A heat wave has caused a spike in cattle deaths in recent weeks in California.
(Charles Osgood / Associated Press)

A heat wave has caused an increase in cattle deaths in recent weeks, prompting officials to take emergency actions.

In the San Joaquin Valley, the Tulare County Board of Supervisors on Thursday extended a local state of emergency originally declared June 30 because of increased livestock deaths that resulted from a heat wave, the Porterville Recorder reported.

Other counties have experienced similar problems.

Demand from Tulare and other counties for the rendering services required for disposing of the animals exceeded capacity.
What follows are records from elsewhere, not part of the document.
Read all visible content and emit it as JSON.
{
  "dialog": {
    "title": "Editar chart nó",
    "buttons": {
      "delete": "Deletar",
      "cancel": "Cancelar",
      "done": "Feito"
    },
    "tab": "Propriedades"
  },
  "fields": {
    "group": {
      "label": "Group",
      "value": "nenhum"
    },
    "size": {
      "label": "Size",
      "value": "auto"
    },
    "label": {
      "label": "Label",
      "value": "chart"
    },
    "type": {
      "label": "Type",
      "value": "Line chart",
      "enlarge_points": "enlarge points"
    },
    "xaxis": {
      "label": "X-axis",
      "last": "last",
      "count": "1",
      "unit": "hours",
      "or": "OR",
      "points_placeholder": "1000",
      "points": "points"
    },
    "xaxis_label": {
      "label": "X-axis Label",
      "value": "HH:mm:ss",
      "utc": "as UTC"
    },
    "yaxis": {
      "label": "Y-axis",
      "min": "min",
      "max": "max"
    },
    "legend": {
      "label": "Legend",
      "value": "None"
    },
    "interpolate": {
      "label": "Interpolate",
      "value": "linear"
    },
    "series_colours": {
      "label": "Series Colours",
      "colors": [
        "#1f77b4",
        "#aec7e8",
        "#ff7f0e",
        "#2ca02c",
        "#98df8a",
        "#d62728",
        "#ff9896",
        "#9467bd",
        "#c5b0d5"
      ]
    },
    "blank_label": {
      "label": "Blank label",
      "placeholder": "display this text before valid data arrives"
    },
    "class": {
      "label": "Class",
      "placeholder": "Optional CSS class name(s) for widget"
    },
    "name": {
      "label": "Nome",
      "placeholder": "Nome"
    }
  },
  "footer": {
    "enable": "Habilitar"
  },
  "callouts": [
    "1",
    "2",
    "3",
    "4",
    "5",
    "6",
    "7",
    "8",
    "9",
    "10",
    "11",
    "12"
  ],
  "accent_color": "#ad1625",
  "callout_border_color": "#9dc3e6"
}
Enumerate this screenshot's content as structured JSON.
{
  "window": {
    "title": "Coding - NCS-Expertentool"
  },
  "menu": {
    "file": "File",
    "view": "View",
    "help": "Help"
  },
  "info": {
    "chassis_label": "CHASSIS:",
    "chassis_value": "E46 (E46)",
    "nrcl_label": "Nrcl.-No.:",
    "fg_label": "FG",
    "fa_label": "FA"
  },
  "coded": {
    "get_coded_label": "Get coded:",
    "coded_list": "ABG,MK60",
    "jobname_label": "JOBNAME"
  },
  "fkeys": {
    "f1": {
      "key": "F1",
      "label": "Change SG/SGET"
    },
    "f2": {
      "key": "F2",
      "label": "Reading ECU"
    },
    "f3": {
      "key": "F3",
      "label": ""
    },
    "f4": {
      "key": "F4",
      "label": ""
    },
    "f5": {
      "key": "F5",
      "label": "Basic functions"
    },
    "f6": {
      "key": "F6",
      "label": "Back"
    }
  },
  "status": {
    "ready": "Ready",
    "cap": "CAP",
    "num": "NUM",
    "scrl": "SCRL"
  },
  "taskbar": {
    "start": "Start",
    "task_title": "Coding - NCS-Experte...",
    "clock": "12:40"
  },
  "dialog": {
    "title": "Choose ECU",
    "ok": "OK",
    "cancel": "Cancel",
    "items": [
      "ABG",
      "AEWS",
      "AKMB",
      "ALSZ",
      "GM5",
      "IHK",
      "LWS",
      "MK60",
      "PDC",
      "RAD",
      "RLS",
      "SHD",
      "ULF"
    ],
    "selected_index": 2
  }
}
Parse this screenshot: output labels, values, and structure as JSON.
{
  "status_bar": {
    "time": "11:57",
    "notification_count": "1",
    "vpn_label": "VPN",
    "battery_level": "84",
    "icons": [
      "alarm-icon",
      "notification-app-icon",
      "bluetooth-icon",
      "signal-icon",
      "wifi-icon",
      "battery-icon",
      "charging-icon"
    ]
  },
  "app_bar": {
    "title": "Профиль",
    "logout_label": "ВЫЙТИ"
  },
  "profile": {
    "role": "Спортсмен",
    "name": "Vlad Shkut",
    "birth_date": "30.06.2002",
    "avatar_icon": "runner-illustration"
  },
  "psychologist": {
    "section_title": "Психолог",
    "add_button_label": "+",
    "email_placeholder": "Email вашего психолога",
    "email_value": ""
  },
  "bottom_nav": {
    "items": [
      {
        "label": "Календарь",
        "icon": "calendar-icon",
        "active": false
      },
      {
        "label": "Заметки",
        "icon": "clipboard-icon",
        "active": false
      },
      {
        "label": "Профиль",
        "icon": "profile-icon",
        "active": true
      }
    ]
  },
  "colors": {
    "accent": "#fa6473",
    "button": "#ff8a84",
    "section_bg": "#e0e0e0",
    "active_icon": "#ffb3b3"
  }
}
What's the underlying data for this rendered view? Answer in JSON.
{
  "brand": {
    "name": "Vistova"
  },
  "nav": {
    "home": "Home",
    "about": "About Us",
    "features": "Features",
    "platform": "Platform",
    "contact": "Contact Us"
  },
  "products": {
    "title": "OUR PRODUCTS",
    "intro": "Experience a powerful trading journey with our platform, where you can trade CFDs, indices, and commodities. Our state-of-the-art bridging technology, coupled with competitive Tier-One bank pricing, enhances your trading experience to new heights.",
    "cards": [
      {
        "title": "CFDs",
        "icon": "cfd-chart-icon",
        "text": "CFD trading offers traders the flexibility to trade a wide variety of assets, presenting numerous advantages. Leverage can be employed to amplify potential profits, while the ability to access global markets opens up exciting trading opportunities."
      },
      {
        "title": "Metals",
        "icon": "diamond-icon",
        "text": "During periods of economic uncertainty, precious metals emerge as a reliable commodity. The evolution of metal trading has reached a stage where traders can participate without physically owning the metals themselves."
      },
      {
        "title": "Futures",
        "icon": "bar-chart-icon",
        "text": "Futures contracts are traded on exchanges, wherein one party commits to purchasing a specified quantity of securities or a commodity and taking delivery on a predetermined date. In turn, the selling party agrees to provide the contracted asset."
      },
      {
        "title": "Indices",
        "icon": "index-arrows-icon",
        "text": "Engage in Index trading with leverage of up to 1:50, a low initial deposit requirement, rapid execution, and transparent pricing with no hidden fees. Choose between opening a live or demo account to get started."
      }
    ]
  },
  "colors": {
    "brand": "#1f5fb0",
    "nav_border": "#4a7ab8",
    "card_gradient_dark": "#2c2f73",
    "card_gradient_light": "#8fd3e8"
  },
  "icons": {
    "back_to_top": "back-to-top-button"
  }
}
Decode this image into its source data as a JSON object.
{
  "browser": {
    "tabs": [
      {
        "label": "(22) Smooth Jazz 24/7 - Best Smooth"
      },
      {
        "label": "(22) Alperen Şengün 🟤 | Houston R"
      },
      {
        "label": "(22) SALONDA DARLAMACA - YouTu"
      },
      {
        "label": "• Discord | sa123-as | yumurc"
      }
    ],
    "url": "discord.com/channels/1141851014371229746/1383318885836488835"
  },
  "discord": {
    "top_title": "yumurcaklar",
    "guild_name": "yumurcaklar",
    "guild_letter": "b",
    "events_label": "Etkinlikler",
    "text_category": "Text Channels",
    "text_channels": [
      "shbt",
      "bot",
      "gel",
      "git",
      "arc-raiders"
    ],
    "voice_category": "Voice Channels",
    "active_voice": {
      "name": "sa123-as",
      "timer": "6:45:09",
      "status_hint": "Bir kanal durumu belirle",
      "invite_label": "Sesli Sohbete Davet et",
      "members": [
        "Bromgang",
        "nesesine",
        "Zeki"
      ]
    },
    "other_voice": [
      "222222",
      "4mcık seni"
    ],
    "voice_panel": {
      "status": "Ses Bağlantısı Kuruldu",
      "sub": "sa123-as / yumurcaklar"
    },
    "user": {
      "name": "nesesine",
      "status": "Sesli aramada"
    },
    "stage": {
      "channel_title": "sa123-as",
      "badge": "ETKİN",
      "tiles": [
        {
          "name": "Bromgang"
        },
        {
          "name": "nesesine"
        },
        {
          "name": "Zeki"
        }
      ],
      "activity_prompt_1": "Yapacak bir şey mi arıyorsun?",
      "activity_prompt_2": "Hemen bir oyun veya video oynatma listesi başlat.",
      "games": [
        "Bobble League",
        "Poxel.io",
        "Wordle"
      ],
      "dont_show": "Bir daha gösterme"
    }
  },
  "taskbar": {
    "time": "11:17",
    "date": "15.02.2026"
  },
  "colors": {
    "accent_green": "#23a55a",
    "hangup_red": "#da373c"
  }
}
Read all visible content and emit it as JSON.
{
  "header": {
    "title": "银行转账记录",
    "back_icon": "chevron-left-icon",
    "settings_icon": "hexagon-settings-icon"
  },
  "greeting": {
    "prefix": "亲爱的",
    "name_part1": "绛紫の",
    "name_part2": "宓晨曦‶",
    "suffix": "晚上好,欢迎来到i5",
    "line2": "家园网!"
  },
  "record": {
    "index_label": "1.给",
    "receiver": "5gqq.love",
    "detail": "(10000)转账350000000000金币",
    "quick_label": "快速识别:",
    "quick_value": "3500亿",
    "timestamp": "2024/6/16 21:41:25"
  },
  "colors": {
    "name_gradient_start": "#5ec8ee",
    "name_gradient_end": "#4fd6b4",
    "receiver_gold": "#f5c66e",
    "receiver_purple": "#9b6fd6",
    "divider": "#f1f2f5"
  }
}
The problem was exacerbated when the local rendering facility had a mechanical breakdown that halted pickup and processing, a board agenda summary said.

Tulare County’s dairy industry alone has more than half a million cows.

“Cow mortality, that happens every day,” Tom Tucker, the county assistant agricultural commissioner, told the newspaper. “It’s the heat that has made it worse. It hasn’t stopped. We are losing our cows, and it is at an extreme.”

An estimated 4,000 to 6,000 cattle have died in the last month, Fresno County officials told KGPE-TV.

Shelby Grad contributed to this report.